Traditional financial firms, meanwhile, rely on these technology giants for “strategically sensitive capabilities,” such as cloud computing, making them vulnerable if they end up in direct competition, according to the World Economic Forum. The banks’ histories may not help them win over the next generation of consumers: 73% of US millennials say they would be more excited about a new financial service from Amazon, Google, Square, or Paypal than from their bank, according to McKinsey. About one in three say they don’t need a bank at all.

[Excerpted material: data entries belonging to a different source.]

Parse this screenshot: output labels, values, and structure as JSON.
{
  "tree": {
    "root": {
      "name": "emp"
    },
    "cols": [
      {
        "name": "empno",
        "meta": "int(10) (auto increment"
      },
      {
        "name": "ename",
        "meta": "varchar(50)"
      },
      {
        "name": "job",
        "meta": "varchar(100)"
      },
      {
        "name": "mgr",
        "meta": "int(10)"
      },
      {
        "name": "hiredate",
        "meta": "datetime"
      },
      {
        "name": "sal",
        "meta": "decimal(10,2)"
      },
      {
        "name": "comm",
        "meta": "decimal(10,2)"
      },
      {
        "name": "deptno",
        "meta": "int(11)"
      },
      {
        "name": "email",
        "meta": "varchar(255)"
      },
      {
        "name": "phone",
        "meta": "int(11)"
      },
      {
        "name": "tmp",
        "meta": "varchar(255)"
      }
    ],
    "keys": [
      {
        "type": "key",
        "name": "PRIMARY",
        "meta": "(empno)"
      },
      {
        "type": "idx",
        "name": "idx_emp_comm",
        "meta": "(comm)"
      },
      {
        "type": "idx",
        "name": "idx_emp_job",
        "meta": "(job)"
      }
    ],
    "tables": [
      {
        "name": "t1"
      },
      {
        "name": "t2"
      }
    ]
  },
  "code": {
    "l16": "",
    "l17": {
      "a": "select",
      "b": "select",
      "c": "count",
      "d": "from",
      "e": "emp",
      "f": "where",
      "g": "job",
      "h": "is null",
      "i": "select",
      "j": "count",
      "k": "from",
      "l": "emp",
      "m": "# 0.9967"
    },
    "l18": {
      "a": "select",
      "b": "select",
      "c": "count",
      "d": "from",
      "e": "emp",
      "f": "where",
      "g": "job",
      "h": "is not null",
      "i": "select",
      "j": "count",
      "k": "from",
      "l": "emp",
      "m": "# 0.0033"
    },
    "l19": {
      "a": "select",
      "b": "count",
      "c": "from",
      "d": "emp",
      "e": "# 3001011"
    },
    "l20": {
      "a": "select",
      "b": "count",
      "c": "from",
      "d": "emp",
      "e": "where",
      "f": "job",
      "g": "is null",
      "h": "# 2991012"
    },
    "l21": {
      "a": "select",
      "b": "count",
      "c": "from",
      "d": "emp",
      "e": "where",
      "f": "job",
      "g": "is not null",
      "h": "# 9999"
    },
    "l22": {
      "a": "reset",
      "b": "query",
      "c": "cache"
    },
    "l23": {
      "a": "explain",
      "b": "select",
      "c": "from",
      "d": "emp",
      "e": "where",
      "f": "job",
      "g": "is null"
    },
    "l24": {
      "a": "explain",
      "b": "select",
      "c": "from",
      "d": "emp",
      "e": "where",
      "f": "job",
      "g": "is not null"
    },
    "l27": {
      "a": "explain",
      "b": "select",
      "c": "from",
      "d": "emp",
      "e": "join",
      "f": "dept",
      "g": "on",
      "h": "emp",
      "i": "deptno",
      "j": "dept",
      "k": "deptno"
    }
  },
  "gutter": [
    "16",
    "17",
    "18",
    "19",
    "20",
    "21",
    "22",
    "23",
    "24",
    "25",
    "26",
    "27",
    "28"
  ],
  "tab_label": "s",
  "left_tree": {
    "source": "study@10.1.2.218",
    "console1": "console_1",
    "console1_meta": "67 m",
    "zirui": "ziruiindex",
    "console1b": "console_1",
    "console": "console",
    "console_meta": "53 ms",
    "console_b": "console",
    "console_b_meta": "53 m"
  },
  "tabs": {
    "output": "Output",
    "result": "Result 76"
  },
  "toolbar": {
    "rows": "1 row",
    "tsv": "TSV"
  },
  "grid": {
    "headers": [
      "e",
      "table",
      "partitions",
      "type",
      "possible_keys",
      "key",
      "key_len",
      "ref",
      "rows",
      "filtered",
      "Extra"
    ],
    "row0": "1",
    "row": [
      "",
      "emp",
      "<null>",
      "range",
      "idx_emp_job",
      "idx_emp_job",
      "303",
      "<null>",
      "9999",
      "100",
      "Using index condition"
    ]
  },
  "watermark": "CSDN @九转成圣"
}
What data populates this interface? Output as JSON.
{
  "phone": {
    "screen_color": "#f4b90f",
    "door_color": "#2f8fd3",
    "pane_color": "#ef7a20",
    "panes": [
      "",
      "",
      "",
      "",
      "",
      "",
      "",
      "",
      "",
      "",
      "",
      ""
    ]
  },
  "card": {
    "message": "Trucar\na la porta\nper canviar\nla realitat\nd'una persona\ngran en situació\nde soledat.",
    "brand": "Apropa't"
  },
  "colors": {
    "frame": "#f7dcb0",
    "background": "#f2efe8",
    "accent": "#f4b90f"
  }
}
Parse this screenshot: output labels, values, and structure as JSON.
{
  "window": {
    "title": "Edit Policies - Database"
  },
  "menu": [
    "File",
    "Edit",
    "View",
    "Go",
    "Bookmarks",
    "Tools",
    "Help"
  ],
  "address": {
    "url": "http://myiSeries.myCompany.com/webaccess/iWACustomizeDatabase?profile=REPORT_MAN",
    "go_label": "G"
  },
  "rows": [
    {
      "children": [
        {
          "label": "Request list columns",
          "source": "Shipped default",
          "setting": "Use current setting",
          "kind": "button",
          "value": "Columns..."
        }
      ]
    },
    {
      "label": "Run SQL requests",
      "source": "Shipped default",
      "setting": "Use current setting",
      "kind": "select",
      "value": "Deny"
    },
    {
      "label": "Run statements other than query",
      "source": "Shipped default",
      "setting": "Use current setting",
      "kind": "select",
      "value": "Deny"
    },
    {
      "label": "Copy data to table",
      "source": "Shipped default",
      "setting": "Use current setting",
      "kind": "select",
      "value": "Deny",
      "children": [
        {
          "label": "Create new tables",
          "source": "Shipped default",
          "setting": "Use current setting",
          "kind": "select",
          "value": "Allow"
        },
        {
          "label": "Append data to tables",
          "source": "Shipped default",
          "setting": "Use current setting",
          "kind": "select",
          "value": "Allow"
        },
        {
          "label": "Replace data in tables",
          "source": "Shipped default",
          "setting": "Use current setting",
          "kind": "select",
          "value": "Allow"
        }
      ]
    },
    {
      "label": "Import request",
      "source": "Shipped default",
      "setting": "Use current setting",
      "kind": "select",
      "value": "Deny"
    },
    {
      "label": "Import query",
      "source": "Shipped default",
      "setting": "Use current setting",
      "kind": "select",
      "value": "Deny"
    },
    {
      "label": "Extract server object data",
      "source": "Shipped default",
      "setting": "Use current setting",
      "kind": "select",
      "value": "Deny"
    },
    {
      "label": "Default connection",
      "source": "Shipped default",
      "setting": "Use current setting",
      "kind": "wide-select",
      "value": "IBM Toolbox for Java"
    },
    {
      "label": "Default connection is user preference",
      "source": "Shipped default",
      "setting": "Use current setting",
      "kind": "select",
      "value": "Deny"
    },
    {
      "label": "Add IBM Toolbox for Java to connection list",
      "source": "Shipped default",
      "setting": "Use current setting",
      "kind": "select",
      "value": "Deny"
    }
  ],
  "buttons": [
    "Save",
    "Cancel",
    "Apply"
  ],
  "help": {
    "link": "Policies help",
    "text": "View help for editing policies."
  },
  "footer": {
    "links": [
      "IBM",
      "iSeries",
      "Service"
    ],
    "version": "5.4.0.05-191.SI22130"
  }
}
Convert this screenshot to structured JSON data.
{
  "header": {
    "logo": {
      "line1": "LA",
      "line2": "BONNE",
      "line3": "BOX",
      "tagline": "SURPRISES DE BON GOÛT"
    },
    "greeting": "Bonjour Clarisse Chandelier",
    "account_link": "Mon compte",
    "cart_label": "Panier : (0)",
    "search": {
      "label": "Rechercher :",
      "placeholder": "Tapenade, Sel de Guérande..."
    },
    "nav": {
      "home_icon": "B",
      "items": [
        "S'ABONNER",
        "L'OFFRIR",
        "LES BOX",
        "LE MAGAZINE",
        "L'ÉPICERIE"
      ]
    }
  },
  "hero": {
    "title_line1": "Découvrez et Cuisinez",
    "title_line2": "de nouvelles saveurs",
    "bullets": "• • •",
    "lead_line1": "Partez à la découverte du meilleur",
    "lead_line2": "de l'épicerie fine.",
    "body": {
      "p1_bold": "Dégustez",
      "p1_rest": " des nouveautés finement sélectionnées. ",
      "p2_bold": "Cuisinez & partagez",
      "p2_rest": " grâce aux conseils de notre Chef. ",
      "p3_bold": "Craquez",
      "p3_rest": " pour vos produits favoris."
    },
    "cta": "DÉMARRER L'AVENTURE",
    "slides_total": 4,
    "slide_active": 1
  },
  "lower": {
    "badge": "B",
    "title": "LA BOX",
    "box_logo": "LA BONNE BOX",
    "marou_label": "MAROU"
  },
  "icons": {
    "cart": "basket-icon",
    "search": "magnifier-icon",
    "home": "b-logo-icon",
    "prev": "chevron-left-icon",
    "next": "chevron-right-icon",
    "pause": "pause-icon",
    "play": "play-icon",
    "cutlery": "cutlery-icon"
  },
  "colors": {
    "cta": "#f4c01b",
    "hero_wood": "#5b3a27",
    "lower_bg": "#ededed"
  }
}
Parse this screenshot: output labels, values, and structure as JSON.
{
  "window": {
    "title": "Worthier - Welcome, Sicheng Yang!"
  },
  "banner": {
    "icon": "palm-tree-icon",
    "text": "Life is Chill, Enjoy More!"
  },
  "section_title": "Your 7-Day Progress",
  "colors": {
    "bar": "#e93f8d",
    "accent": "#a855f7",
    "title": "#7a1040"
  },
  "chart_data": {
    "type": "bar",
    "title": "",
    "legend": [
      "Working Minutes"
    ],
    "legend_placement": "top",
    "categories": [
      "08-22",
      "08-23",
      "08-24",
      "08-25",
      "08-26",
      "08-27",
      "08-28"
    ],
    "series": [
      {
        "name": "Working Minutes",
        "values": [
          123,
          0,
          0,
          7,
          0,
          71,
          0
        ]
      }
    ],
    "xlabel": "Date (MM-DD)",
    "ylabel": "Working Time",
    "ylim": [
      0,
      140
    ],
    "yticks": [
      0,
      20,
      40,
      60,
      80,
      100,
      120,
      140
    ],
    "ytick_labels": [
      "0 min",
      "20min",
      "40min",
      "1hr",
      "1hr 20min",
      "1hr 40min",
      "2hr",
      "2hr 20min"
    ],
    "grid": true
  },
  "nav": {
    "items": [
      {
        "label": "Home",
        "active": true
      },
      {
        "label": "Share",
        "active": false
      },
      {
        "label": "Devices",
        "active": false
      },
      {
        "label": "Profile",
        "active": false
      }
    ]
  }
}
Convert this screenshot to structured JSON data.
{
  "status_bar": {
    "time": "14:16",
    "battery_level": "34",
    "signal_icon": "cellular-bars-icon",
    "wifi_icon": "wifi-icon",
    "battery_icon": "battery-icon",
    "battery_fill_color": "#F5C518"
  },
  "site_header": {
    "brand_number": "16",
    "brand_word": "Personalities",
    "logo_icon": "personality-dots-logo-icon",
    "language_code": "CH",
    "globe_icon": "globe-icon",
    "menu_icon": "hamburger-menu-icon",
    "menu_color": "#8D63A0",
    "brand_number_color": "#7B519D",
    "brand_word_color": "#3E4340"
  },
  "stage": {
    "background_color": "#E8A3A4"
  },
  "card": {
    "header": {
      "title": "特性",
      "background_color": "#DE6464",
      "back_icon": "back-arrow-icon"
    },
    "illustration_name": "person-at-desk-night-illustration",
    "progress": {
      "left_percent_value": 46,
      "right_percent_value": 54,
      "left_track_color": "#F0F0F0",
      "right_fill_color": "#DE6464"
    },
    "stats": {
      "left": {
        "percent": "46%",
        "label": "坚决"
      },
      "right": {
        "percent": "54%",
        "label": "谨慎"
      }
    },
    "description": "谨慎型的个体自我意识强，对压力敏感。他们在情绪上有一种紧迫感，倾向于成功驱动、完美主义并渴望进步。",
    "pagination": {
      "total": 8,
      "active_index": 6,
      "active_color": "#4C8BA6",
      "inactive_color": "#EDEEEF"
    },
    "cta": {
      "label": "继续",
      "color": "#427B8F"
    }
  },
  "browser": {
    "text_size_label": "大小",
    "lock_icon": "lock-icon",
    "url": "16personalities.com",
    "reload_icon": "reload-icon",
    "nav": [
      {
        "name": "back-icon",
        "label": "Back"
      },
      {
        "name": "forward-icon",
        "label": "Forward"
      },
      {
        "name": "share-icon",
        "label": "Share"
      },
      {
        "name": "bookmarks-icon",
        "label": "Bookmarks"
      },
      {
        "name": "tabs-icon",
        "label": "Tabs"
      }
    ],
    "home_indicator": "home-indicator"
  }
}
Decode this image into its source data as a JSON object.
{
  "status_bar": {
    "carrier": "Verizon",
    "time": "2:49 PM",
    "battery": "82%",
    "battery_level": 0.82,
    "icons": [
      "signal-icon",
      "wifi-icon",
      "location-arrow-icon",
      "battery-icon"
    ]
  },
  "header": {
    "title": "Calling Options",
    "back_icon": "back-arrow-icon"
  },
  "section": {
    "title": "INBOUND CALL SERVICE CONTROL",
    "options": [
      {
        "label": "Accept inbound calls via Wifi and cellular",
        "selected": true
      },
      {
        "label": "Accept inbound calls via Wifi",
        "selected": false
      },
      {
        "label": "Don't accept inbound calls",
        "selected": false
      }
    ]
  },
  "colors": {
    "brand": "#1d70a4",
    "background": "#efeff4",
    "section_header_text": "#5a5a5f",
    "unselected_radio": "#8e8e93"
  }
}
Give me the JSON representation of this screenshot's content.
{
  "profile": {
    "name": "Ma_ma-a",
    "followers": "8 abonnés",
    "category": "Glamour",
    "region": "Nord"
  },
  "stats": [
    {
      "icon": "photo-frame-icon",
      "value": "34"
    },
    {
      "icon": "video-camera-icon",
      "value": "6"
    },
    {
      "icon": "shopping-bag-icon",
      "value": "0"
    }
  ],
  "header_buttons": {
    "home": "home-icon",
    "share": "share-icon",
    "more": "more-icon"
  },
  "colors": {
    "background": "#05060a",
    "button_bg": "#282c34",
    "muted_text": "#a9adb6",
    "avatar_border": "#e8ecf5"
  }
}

McKinsey describes the biggest risks for banks as the ”four horsemen of the e-pocalypse.” That includes disintermediation, where financial firms are cut off from their customers by an upstart like Lending Club. Perhaps a bigger concern is that their businesses gets unbundled; right now they might lose money on checking accounts, but make the money back (and then some) when customers return to the bank for mortgages. That could be difficult to sustain if everything is routed through a messaging platform that banks don’t control. This leads to the two other big risks, of being left to compete solely on low-margin, commodified services and, ultimately, “losing brand awareness and becoming invisible as consumers can access financial services without knowing the brand,” McKinsey notes.
Not all is lost for the banks. McKinsey suggests that greater competition will put pressure on banks’ profitability, but does not represent an existential threat for the sector. One reason technology firms have been slower to encroach on financial services in the US is because they have to navigate a fortress of financial regulation. Banks, meanwhile, are skilled in risk management and have immense amounts of customer data they can use to develop better services (if they can find a smart way to sift through it). There are opportunities for financial companies if they can keep up with the times.
Another thing banks have on their side, McKinsey says, is that people still trust them with their data—they are ahead of tech companies here. As Royal Bank of Canada CEO Dave McKay told the Financial Post: “Trust and security are key assets. They buy us time.”